Deine Selbstverwirklichung.
Nun lehrt uns etwas Kleines, Rundes mit dem Namen Corona:
Dein Egoismus kann krank machen.
Das Individuum ist unwichtig, es geht um's Kollektiv, um uns.
Deshalb haben wir dazu aufgerufen, unseren Alltag zu ändern,
jeder einzelne für sich und die Gesellschaft insgesamt.
Die politische Elite in Bayern reagiert vorbildlich:
Politikerderblecken in Zeiten von Corona? Zu riskant.
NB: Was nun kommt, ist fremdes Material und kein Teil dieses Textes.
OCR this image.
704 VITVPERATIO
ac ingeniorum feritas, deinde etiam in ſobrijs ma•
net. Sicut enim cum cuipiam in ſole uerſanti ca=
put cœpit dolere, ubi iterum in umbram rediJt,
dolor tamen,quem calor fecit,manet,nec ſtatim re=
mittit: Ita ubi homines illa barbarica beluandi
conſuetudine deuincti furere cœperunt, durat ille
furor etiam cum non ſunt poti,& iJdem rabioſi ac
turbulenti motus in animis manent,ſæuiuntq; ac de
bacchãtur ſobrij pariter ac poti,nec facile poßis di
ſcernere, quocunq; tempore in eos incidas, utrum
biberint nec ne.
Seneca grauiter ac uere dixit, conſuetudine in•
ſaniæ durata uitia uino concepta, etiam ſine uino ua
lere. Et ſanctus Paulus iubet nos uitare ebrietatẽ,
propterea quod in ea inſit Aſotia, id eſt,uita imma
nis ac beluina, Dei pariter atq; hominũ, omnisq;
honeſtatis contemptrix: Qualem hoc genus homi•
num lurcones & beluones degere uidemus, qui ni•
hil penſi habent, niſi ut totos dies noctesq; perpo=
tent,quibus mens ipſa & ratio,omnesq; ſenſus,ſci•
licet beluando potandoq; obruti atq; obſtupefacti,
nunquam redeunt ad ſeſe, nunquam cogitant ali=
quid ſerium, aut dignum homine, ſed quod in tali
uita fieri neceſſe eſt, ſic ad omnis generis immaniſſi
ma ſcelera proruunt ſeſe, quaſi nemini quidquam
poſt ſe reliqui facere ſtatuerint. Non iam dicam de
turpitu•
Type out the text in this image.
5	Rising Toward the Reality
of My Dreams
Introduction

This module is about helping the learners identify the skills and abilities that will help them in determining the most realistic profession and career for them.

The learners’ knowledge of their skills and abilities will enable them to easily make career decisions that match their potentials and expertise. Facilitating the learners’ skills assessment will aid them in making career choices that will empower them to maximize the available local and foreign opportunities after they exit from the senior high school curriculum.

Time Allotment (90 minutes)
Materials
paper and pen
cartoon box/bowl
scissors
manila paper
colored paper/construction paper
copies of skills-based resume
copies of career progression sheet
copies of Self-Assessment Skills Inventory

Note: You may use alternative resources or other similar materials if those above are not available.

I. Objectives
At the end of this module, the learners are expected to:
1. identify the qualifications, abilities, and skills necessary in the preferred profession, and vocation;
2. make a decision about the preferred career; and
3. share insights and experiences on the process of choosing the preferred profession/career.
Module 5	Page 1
Der Nockherberg: auf unbestimmt verschoben.
Obwohl er mit gut 500 Gästen unter der kritischen Grenze gewesen wäre.
Fastenprediger Maxi Schafroth in Arbeitsquarantäne.
Ich glaube, dass man hier hätte sagen müssen,
man sendet ein Signal und wir sitzen da und zeigen auch,
dass wir eine gewisse Stabilität und auch eine Sicherheit ausstrahlt.
Aber wie gesagt, die Kapitäne wollten von Bord gehen.
Ich wäre als Kapitän noch geblieben, als Fastenprediger.
Aber vielleicht geht's nicht mehr anders?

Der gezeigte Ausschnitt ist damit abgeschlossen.